Alexandre Chayet (1862– ), commonly referred to as M. (Note: for "Monsieur") Chayet, was Consul-General for France in Australia from 1911 to 1918. He was an active president of the Alliance française de Sydney. His collection of historical photographs is held by the National Library of Australia.

==History==

Chayet was born in Navarre and following studies at the School of Political Science and the School of Law in Paris, was in 1887 appointed Attaché to the Ministry of Foreign Affairs.
His overseas service began in 1890 as Consul in Madagascar, followed by similar appointments in Smyrna, Helsinki, Shieflis, Düsseldorf, Stuttgart, and Montreal.

He was appointed Chevalier of the Légion d'honneur.

M. and Mme Chayet arrived at Sydney by the SS Polynesian in November 1911.

Between 1913 and 1916 he founded in turn the Société des conférences en langues étrangères, the Institut de conversation Française and the French Music Society, functions previously performed by the Alliance Française.
The Alliance, which existed from 1896 as little more than a lending library in the French Consulate, was formally founded in 1899 by Biard d'Aunet, the consul-general from 1893 to 1905. Albert Pinard, his successor as consul general (1905–1909), had little involvement with the Alliance, its successive presidents being Louis Nettement and Dr Émile Rougier.

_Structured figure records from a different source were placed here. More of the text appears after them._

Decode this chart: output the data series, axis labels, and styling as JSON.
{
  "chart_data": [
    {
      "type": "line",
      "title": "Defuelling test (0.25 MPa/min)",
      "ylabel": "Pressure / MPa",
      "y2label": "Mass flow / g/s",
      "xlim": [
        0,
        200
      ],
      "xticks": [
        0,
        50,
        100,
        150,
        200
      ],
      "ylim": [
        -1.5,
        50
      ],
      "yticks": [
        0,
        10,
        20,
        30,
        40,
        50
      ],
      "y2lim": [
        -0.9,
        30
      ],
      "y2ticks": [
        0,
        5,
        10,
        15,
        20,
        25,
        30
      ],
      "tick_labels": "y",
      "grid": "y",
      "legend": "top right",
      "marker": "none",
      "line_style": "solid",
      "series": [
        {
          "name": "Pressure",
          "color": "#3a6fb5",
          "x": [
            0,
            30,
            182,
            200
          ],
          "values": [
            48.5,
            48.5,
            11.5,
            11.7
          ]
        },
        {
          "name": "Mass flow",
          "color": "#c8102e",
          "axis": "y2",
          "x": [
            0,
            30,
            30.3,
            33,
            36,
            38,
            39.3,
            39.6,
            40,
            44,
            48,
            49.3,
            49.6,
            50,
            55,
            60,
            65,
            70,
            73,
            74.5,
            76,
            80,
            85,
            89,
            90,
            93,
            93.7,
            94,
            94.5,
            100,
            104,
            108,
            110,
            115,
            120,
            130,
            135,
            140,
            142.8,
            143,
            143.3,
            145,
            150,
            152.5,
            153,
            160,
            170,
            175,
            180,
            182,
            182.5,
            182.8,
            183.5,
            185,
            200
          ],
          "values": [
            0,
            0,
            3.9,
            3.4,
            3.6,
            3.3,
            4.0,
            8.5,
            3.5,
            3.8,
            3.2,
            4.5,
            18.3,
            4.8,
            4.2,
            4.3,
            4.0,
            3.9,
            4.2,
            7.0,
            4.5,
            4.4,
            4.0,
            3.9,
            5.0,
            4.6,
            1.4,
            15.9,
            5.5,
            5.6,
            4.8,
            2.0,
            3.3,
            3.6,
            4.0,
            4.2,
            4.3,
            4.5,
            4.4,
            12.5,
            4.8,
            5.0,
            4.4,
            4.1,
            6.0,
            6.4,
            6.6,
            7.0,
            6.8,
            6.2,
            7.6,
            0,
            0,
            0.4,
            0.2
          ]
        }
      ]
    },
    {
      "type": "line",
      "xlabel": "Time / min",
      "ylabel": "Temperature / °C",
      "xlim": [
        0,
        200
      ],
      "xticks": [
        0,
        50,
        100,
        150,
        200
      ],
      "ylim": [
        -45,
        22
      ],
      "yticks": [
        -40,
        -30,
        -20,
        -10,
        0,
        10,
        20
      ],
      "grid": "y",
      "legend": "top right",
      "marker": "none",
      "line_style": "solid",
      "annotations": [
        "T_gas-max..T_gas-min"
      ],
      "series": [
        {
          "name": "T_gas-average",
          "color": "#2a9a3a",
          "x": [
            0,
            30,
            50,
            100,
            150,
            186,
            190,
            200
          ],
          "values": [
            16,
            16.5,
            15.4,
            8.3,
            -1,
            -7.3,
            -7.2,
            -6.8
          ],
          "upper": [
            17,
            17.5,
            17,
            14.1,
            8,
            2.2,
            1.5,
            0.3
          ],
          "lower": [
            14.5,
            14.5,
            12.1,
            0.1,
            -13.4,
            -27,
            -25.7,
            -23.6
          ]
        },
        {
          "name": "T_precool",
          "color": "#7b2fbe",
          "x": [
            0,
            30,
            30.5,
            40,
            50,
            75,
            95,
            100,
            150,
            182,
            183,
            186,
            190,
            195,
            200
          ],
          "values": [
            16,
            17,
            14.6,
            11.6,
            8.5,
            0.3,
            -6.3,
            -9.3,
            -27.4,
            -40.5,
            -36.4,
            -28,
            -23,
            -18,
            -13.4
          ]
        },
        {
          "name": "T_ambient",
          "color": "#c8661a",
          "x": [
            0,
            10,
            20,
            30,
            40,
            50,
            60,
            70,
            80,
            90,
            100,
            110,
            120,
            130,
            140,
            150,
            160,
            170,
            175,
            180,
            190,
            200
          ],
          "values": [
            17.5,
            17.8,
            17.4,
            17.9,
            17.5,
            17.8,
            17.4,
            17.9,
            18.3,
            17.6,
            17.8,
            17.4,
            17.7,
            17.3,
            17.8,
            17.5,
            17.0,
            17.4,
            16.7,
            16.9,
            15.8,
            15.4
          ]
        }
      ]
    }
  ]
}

During this period the Alliance became more democratic, admitting both women and British Australians. A period of decline, which began around 1909 ended with the election of Pierre Durieux.
The Alliance was evicted from the Consulate and took a room in Mlle Boggio’s "Modern School of Languages" in Moore Street, Sydney (later became Martin Place), and again little more than a lending library.

Chayet and his wife returned to France in 1913 for six months' leave of absence. He returned alone in 1914.

He was recalled in 1918 and next served at the French Legation at Guatemala.

His collection of 52 historical Australian photographs, many taken by Frank Hurley, was purchased by the National Library of Australia from Jean Chayet, a descendant, and named "Alexandre Chayet collection".